焼結は、金属粉末射出成形(MIM)プロセスにおける重要な最終工程であり、すでに脱脂を終えた「脱脂体」を、固体の完成部品へと変化させます。これらの部品は、焼結工程の高熱下での移動を最小限に抑えるよう設計された専用セラミックトレーに慎重に配置されます。トレーは高温炉に装入され、部品は徐々に加熱されます。この制御された加熱により、残存するバインダー材料が蒸発し、純度が高く高密度な最終製品が得られます。

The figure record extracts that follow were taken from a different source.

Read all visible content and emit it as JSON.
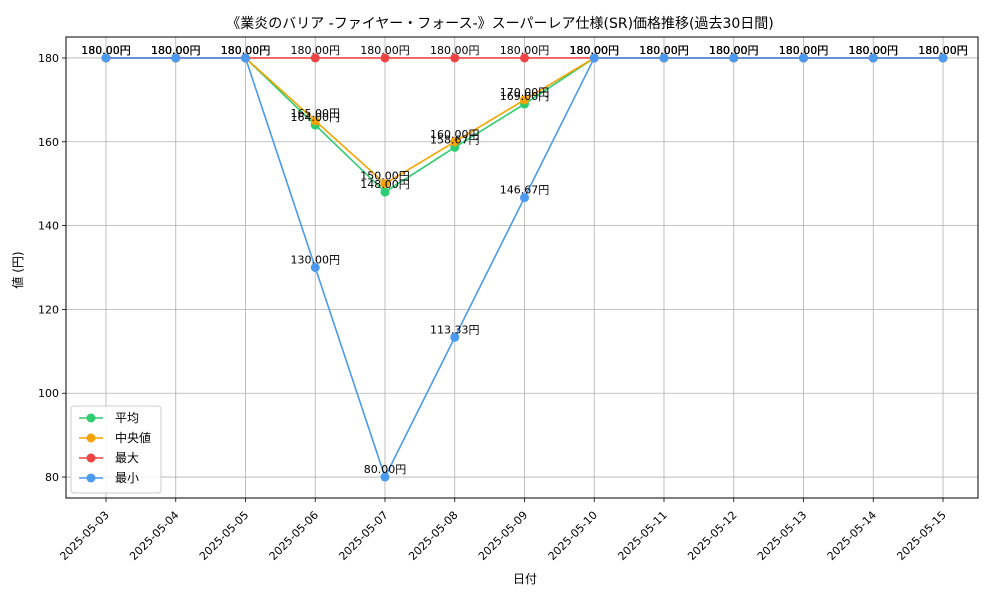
{
  "chart_data": {
    "type": "line",
    "title": "《業炎のバリア -ファイヤー・フォース-》スーパーレア仕様(SR)価格推移(過去30日間)",
    "xlabel": "日付",
    "ylabel": "値 (円)",
    "ylim": [
      75,
      185
    ],
    "yticks": [
      80,
      100,
      120,
      140,
      160,
      180
    ],
    "grid": true,
    "legend_position": "lower-left",
    "label_suffix": "円",
    "categories": [
      "2025-05-03",
      "2025-05-04",
      "2025-05-05",
      "2025-05-06",
      "2025-05-07",
      "2025-05-08",
      "2025-05-09",
      "2025-05-10",
      "2025-05-11",
      "2025-05-12",
      "2025-05-13",
      "2025-05-14",
      "2025-05-15"
    ],
    "series": [
      {
        "name": "平均",
        "color": "#2ecc71",
        "values": [
          180,
          180,
          180,
          164.0,
          148.0,
          158.67,
          169.0,
          180,
          180,
          180,
          180,
          180,
          180
        ],
        "labels": [
          "180.00円",
          "180.00円",
          "180.00円",
          "164.00円",
          "148.00円",
          "158.67円",
          "169.00円",
          "180.00円",
          "180.00円",
          "180.00円",
          "180.00円",
          "180.00円",
          "180.00円"
        ]
      },
      {
        "name": "中央値",
        "color": "#f5a300",
        "values": [
          180,
          180,
          180,
          165.0,
          150.0,
          160.0,
          170.0,
          180,
          180,
          180,
          180,
          180,
          180
        ],
        "labels": [
          "180.00円",
          "180.00円",
          "180.00円",
          "165.00円",
          "150.00円",
          "160.00円",
          "170.00円",
          "180.00円",
          "180.00円",
          "180.00円",
          "180.00円",
          "180.00円",
          "180.00円"
        ]
      },
      {
        "name": "最大",
        "color": "#ef4444",
        "values": [
          180,
          180,
          180,
          180,
          180,
          180,
          180,
          180,
          180,
          180,
          180,
          180,
          180
        ],
        "labels": [
          "180.00円",
          "180.00円",
          "180.00円",
          "180.00円",
          "180.00円",
          "180.00円",
          "180.00円",
          "180.00円",
          "180.00円",
          "180.00円",
          "180.00円",
          "180.00円",
          "180.00円"
        ]
      },
      {
        "name": "最小",
        "color": "#4a9af0",
        "values": [
          180,
          180,
          180,
          130.0,
          80.0,
          113.33,
          146.67,
          180,
          180,
          180,
          180,
          180,
          180
        ],
        "labels": [
          "180.00円",
          "180.00円",
          "180.00円",
          "130.00円",
          "80.00円",
          "113.33円",
          "146.67円",
          "180.00円",
          "180.00円",
          "180.00円",
          "180.00円",
          "180.00円",
          "180.00円"
        ]
      }
    ]
  }
}
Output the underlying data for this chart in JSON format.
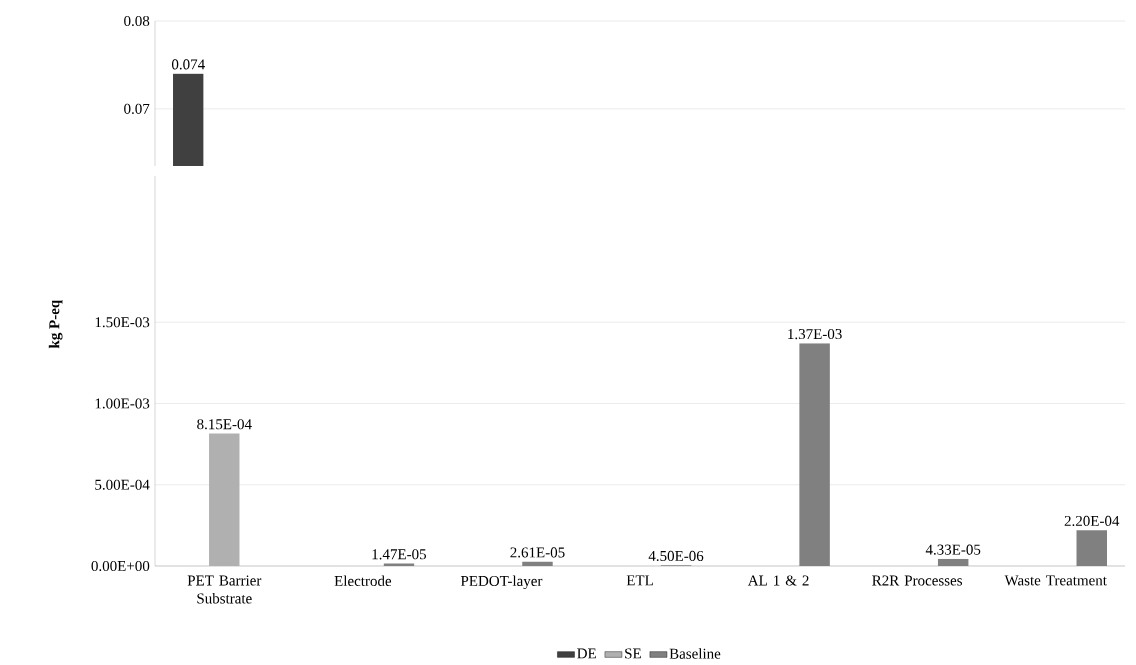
{
  "chart_data": [
    {
      "type": "bar",
      "categories": [
        null,
        null,
        null,
        null,
        null,
        null,
        null
      ],
      "ylim": [
        0.0635,
        0.08
      ],
      "yticks": [
        0.07,
        0.08
      ],
      "grid": "y",
      "tick_labels": "y",
      "series": [
        {
          "color": "#404040",
          "values": [
            0.074,
            null,
            null,
            null,
            null,
            null,
            null
          ],
          "value_labels": [
            "0.074",
            null,
            null,
            null,
            null,
            null,
            null
          ]
        }
      ]
    },
    {
      "type": "bar",
      "categories": [
        "PET Barrier Substrate",
        "Electrode",
        "PEDOT-layer",
        "ETL",
        "AL 1 & 2",
        "R2R Processes",
        "Waste Treatment"
      ],
      "ylabel": "kg P-eq",
      "ylim": [
        0,
        0.0024
      ],
      "yticks": [
        {
          "value": 0,
          "label": "0.00E+00"
        },
        {
          "value": 0.0005,
          "label": "5.00E-04"
        },
        {
          "value": 0.001,
          "label": "1.00E-03"
        },
        {
          "value": 0.0015,
          "label": "1.50E-03"
        }
      ],
      "grid": "y",
      "legend": "bottom",
      "series": [
        {
          "name": "DE",
          "color": "#404040",
          "values": [
            null,
            null,
            null,
            null,
            null,
            null,
            null
          ]
        },
        {
          "name": "SE",
          "color": "#b0b0b0",
          "values": [
            0.000815,
            null,
            null,
            null,
            null,
            null,
            null
          ],
          "value_labels": [
            "8.15E-04",
            null,
            null,
            null,
            null,
            null,
            null
          ]
        },
        {
          "name": "Baseline",
          "color": "#808080",
          "values": [
            null,
            1.47e-05,
            2.61e-05,
            4.5e-06,
            0.00137,
            4.33e-05,
            0.00022
          ],
          "value_labels": [
            null,
            "1.47E-05",
            "2.61E-05",
            "4.50E-06",
            "1.37E-03",
            "4.33E-05",
            "2.20E-04"
          ]
        }
      ]
    }
  ]
}
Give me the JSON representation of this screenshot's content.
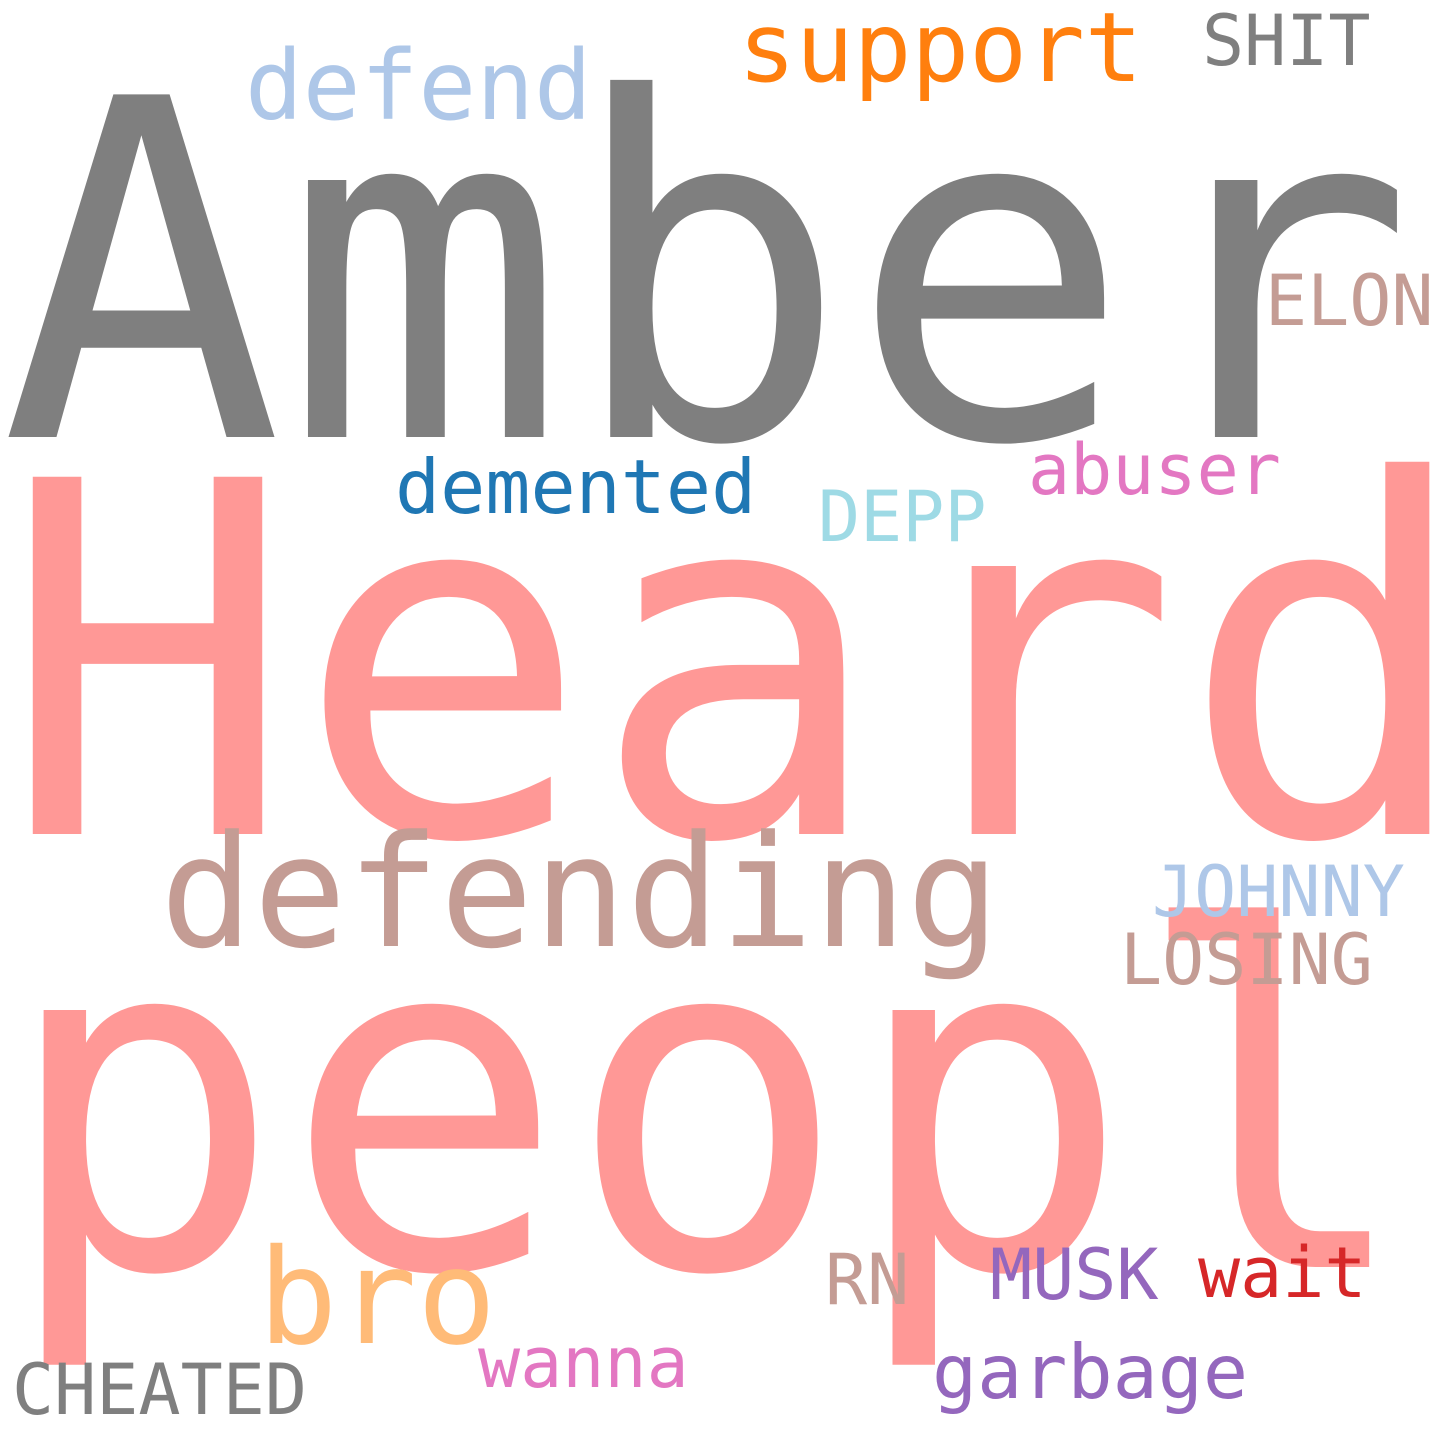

炉内温度がさらに上昇すると、部品内の個々の金属粒子が結合し始める温度に達します。原子拡散によって進行するこの結合プロセスにより、部品は固化し、最終的な強度と形状が与えられます。焼結中、部品は通常約20%収縮します。これは、エンジニアが初期設計段階で考慮すべき重要な要素です。焼結工程が完了すると炉は冷却され、部品は慎重に取り出されます。この段階で部品は完成品と見なされますが、用途固有の要件を満たすために、機械加工や表面コーティングなどの追加工程が行われる場合があります。
炉の種類
MIM生産で使用できる炉には、連続炉とバッチ炉の2種類があります。連続炉では、同一工程内で脱脂と焼結を行うことができます。温度は母材金属の融点近くまで達するため、これらの炉は大量生産にのみ適しています。バッチ炉も母材金属の融点近くまで加熱しますが、連続炉よりも工程時間が大幅に短くなります。これらの炉は真空下で稼働し、工程中にはフローガスが炉内に送り込まれます。このガスには窒素、アルゴン、水素を使用できます。また、この炉には、水素発生装置、窒素発生装置、停電時に容器を冷却するための非常用バックアップ電源装置などの補助設備も必要です。
焼結中の課題
焼結中には問題が発生する可能性があるため、当社の設計段階では最終部品で起こり得る問題を検討します。これらの問題には、重力や摩擦を考慮しないことが含まれます。その結果、部品が反る可能性があります。これを最小限に抑えるために、当社のエンジニアはいくつかの方法を用いています。たとえば、スペーサーの使用、部品への補強リブの追加、コイニングなどがあります。また、部品にたわみが発生することもあります。たわみやすい箇所を立てた状態で支持する専用セッターを使用することで、この問題を解決できます。部品を特殊なセラミックトレーに配置したり、ランナーを設けたりすることも可能です。